D’autres emplois- 100 000 en 2012- sont détruits, à l’occasion des fermetures judiciaires, au nom de la rentabilité financière. Dans de nombreux cas, des salariés se sont engagés dans des luttes intégrant la reprise coopérative. Des succès ont été remportés, les imprimeurs d’Hélio Corbeil, les marins de MyFerryLink les salariés d’Arféo (mobilier), et d’autres sont encore en lutte comme les emblématiques Fralib ou les glaciers de Pilpa. Il est temps de donner aux salariés qui le souhaitent les outils leur permettant de reprendre leur entreprise et de défendre leurs emplois. Les entreprises européennes ont accumulé 346 milliards d’euros de trésorerie de 2007 à 2013. A l’heure où la croissance via des productions utiles stagne, à l’heure où les banques refusent aux TPE, PME, PMI les fonds nécessaires pour investir, créer de l’emploi et produire pour répondre aux besoins, cet argent serait bien utile à toutes ces entreprises de l’économie sociale qui ne cherchent pas le profit pour des actionnaires mais des bénéfices pour améliorer leurs productions, les salaires des ouvriers et assurer la pérennité de leur entreprise. 
Ainsi, nous souhaitons, comme le préconisait d’ailleurs le Conseil économique, social et environnemental, instaurer un droit de reprise dans un délai raisonnable, prévoir un véritable droit de préférence au profit des salariés, renforcer le rôle des banques coopératives et ouvrir l’épargne salariale pour l’octroi des prêts et garanties en appui aux projets de ces derniers. Là encore Le gouvernement doit cesser de céder au patronat qui refuse ce droit de reprise, alors qu’il est incapable d’assurer cette reprise des entreprises. Non que ce droit porte atteinte au droit de propriété comme le clame le ministre en charge de l’ESS, mais parce les dirigeants du MEDEF et de la CGPME sont bien conscients que la reprise en coopérative change la structure de la propriété, et donne des droits nouveaux aux salariés.
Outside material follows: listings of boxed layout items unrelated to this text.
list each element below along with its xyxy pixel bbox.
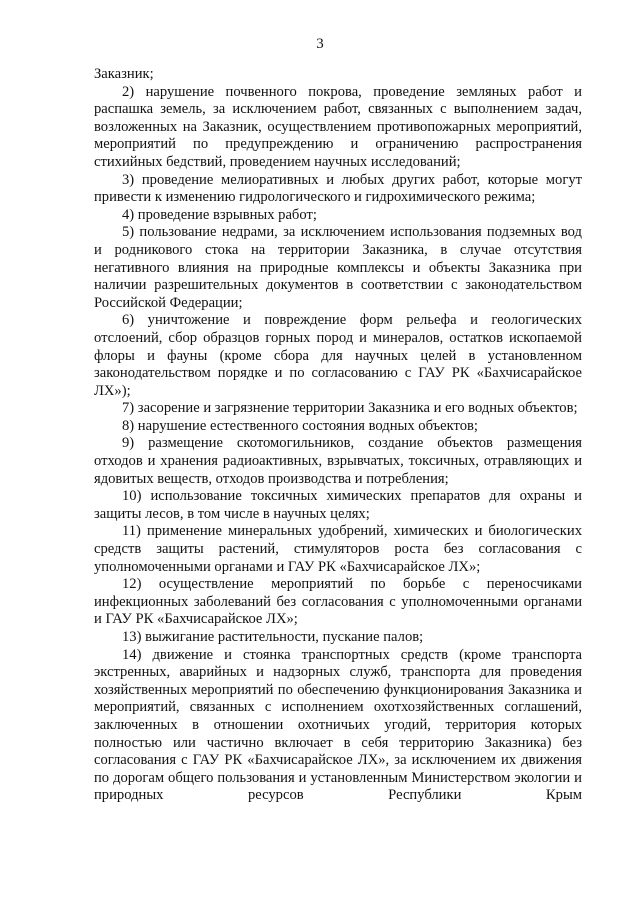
list-item-2: 2) нарушение почвенного покрова, проведение земляных работ и распашка земель, за исключением работ, связанных с выполнением задач, возложенных на Заказник, осуществлением противопожарных мероприятий, мероприятий по предупреждению и ограничению распространения стихийных бедствий, проведением научных исследований; [94,83,582,170]
list-item-10: 10) использование токсичных химических препаратов для охраны и защиты лесов, в том числе в научных целях; [94,488,582,522]
list-item-8: 8) нарушение естественного состояния водных объектов; [122,417,478,434]
list-item-3: 3) проведение мелиоративных и любых других работ, которые могут привести к изменению гидрологического и гидрохимического режима; [94,171,582,206]
list-item-11: 11) применение минеральных удобрений, химических и биологических средств защиты растений, стимуляторов роста без согласования с уполномоченными органами и ГАУ РК «Бахчисарайское ЛХ»; [94,523,582,575]
list-item-12: 12) осуществление мероприятий по борьбе с переносчиками инфекционных заболеваний без согласования с уполномоченными органами и ГАУ РК «Бахчисарайское ЛХ»; [94,576,582,628]
list-item-14: 14) движение и стоянка транспортных средств (кроме транспорта экстренных, аварийных и надзорных служб, транспорта для проведения хозяйственных мероприятий по обеспечению функционирования Заказника и мероприятий, связанных с исполнением охотхозяйственных соглашений, заключенных в отношении охотничьих угодий, территория которых полностью или частично включает в себя территорию Заказника) без согласования с ГАУ РК «Бахчисарайское ЛХ», за исключением их движения по дорогам общего пользования и установленным Министерством экологии и природных ресурсов Республики Крым [94,646,582,804]
list-item-7: 7) засорение и загрязнение территории Заказника и его водных объектов; [122,400,578,417]
list-item-5: 5) пользование недрами, за исключением использования подземных вод и родникового стока на территории Заказника, в случае отсутствия негативного влияния на природные комплексы и объекты Заказника при наличии разрешительных документов в соответствии с законодательством Российской Федерации; [94,224,582,311]
document-body [94,66,582,805]
list-item-4: 4) проведение взрывных работ; [122,206,317,223]
page-number: 3 [316,36,324,52]
paragraph-continuation: Заказник; [94,66,154,82]
list-item-9: 9) размещение скотомогильников, создание объектов размещения отходов и хранения радиоактивных, взрывчатых, токсичных, отравляющих и ядовитых веществ, отходов производства и потребления; [94,435,582,487]
list-item-13: 13) выжигание растительности, пускание палов; [122,629,424,645]
list-item-6: 6) уничтожение и повреждение форм рельефа и геологических отслоений, сбор образцов горных пород и минералов, остатков ископаемой флоры и фауны (кроме сбора для научных целей в установленном законодательством порядке и по согласованию с ГАУ РК «Бахчисарайское ЛХ»); [94,312,582,399]
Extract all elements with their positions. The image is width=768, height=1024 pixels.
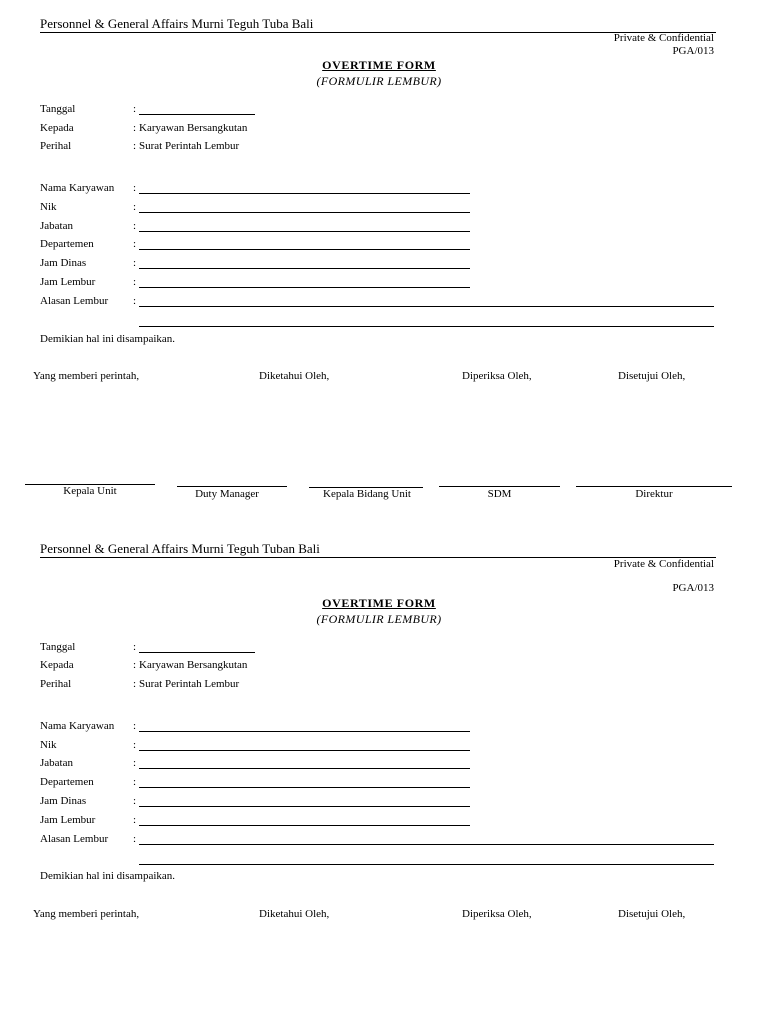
form-title: OVERTIME FORM	[322, 596, 436, 610]
field-blank-jam-dinas[interactable]	[139, 268, 470, 269]
signer-disetujui-oleh: Disetujui Oleh,	[618, 370, 686, 382]
signature-line-duty-manager[interactable]	[177, 486, 287, 487]
signer-disetujui-oleh: Disetujui Oleh,	[618, 908, 686, 920]
field-blank-departemen[interactable]	[139, 787, 470, 788]
signature-line-sdm[interactable]	[439, 486, 560, 487]
form-code: PGA/013	[672, 582, 714, 594]
closing-text: Demikian hal ini disampaikan.	[40, 870, 176, 882]
meta-value-kepada: Karyawan Bersangkutan	[139, 122, 248, 134]
field-label-departemen: Departemen	[40, 238, 94, 250]
meta-label-perihal: Perihal	[40, 678, 72, 690]
field-colon: :	[133, 201, 137, 213]
confidential-label: Private & Confidential	[613, 558, 714, 570]
field-colon: :	[133, 238, 137, 250]
signer-yang-memberi-perintah: Yang memberi perintah,	[33, 370, 140, 382]
field-blank-alasan-lembur[interactable]	[139, 844, 714, 845]
company-header: Personnel & General Affairs Murni Teguh Tuba Bali	[40, 16, 314, 31]
tanggal-blank[interactable]	[139, 652, 255, 653]
field-blank-nama-karyawan[interactable]	[139, 731, 470, 732]
signature-line-direktur[interactable]	[576, 486, 732, 487]
meta-label-perihal: Perihal	[40, 140, 72, 152]
signer-yang-memberi-perintah: Yang memberi perintah,	[33, 908, 140, 920]
meta-label-tanggal: Tanggal	[40, 641, 76, 653]
field-label-nama-karyawan: Nama Karyawan	[40, 720, 115, 732]
field-label-jabatan: Jabatan	[40, 220, 73, 232]
signer-diperiksa-oleh: Diperiksa Oleh,	[462, 370, 532, 382]
meta-value-perihal: Surat Perintah Lembur	[139, 140, 240, 152]
field-colon: :	[133, 220, 137, 232]
field-label-nama-karyawan: Nama Karyawan	[40, 182, 115, 194]
field-colon: :	[133, 182, 137, 194]
meta-label-kepada: Kepada	[40, 659, 74, 671]
field-label-jam-dinas: Jam Dinas	[40, 257, 87, 269]
form-subtitle: (FORMULIR LEMBUR)	[316, 612, 442, 626]
field-colon: :	[133, 739, 137, 751]
meta-label-kepada: Kepada	[40, 122, 74, 134]
meta-colon: :	[133, 641, 137, 653]
meta-colon: :	[133, 140, 137, 152]
field-label-alasan-lembur: Alasan Lembur	[40, 833, 109, 845]
field-colon: :	[133, 257, 137, 269]
field-colon: :	[133, 757, 137, 769]
meta-value-kepada: Karyawan Bersangkutan	[139, 659, 248, 671]
field-colon: :	[133, 776, 137, 788]
company-header: Personnel & General Affairs Murni Teguh Tuban Bali	[40, 541, 320, 556]
role-kepala-unit: Kepala Unit	[63, 485, 117, 497]
field-blank-nik[interactable]	[139, 212, 470, 213]
field-blank-jam-lembur[interactable]	[139, 825, 470, 826]
field-blank-alasan-lembur-2[interactable]	[139, 864, 714, 865]
role-direktur: Direktur	[635, 488, 673, 500]
field-label-alasan-lembur: Alasan Lembur	[40, 295, 109, 307]
field-label-jabatan: Jabatan	[40, 757, 73, 769]
field-blank-alasan-lembur-2[interactable]	[139, 326, 714, 327]
role-duty-manager: Duty Manager	[195, 488, 259, 500]
signer-diperiksa-oleh: Diperiksa Oleh,	[462, 908, 532, 920]
field-label-departemen: Departemen	[40, 776, 94, 788]
field-blank-jam-dinas[interactable]	[139, 806, 470, 807]
meta-label-tanggal: Tanggal	[40, 103, 76, 115]
field-blank-departemen[interactable]	[139, 249, 470, 250]
field-colon: :	[133, 795, 137, 807]
field-colon: :	[133, 720, 137, 732]
field-blank-alasan-lembur[interactable]	[139, 306, 714, 307]
meta-colon: :	[133, 122, 137, 134]
field-blank-jam-lembur[interactable]	[139, 287, 470, 288]
field-label-nik: Nik	[40, 739, 57, 751]
meta-colon: :	[133, 103, 137, 115]
meta-value-perihal: Surat Perintah Lembur	[139, 678, 240, 690]
signer-diketahui-oleh: Diketahui Oleh,	[259, 908, 330, 920]
signer-diketahui-oleh: Diketahui Oleh,	[259, 370, 330, 382]
closing-text: Demikian hal ini disampaikan.	[40, 333, 176, 345]
meta-colon: :	[133, 678, 137, 690]
field-blank-jabatan[interactable]	[139, 768, 470, 769]
field-colon: :	[133, 276, 137, 288]
form-subtitle: (FORMULIR LEMBUR)	[316, 74, 442, 88]
field-label-jam-lembur: Jam Lembur	[40, 276, 96, 288]
confidential-label: Private & Confidential	[613, 32, 714, 44]
role-kepala-bidang-unit: Kepala Bidang Unit	[323, 488, 411, 500]
field-blank-nama-karyawan[interactable]	[139, 193, 470, 194]
field-colon: :	[133, 833, 137, 845]
field-blank-nik[interactable]	[139, 750, 470, 751]
meta-colon: :	[133, 659, 137, 671]
field-colon: :	[133, 295, 137, 307]
tanggal-blank[interactable]	[139, 114, 255, 115]
field-label-jam-dinas: Jam Dinas	[40, 795, 87, 807]
form-title: OVERTIME FORM	[322, 58, 436, 72]
form-code: PGA/013	[672, 45, 714, 57]
field-label-nik: Nik	[40, 201, 57, 213]
field-blank-jabatan[interactable]	[139, 231, 470, 232]
field-label-jam-lembur: Jam Lembur	[40, 814, 96, 826]
field-colon: :	[133, 814, 137, 826]
role-sdm: SDM	[487, 488, 512, 500]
En ce qui concerne les mutuelles, il reste aujourd’hui, 623 mutuelles d’assurance, il y en avait 6 000 dans les années 1990. Elles ont longtemps joué un véritable rôle solidaire en matière de couverture des risques santé et accident. Aujourd’hui, ce mouvement issu de plus d’un siècle de conquêtes syndicales, déjà attaqué par les directives européennes, est à nouveau menacé par la loi Hamon. Parmi elles, 550 sont des mutuelles territoriales ou professionnelles à taille humaine, qui gardent un lien direct avec leurs adhérents. Seules une vingtaine de mutuelles font aujourd’hui un chiffre d’affaires supérieur à 120 millions d’euros. Les articles de la loi concernant directement la mutualité, sont rédigés pour que ces grandes mutuelles qui, pour certaines, aspirent à devenir de «  grands opérateurs de marché  » puissent être assimilées aux assurances. Parmi les dispositions prévues pour cela ; il en est une qui me parait particulièrement grave au regard du fonctionnement démocratique qui caractérise le mutualisme : 
La modification de l’article L. 114-17 qui suspend le rôle de l’assemblée générale dans la fixation des montants des cotisations et des prestations au profit du conseil d’administration, voire, dans le cadre d’une délégation, du seul président. Ceci supprime de fait ce qui constitue la base de la vie mutualiste  : décider démocratiquement de la nature et du niveau des prestations, c’est-à-dire décider des solidarités. Pour le reste, chaque article est conçu pour permettre l’entrée des assurances privées dans le champ mutualiste. 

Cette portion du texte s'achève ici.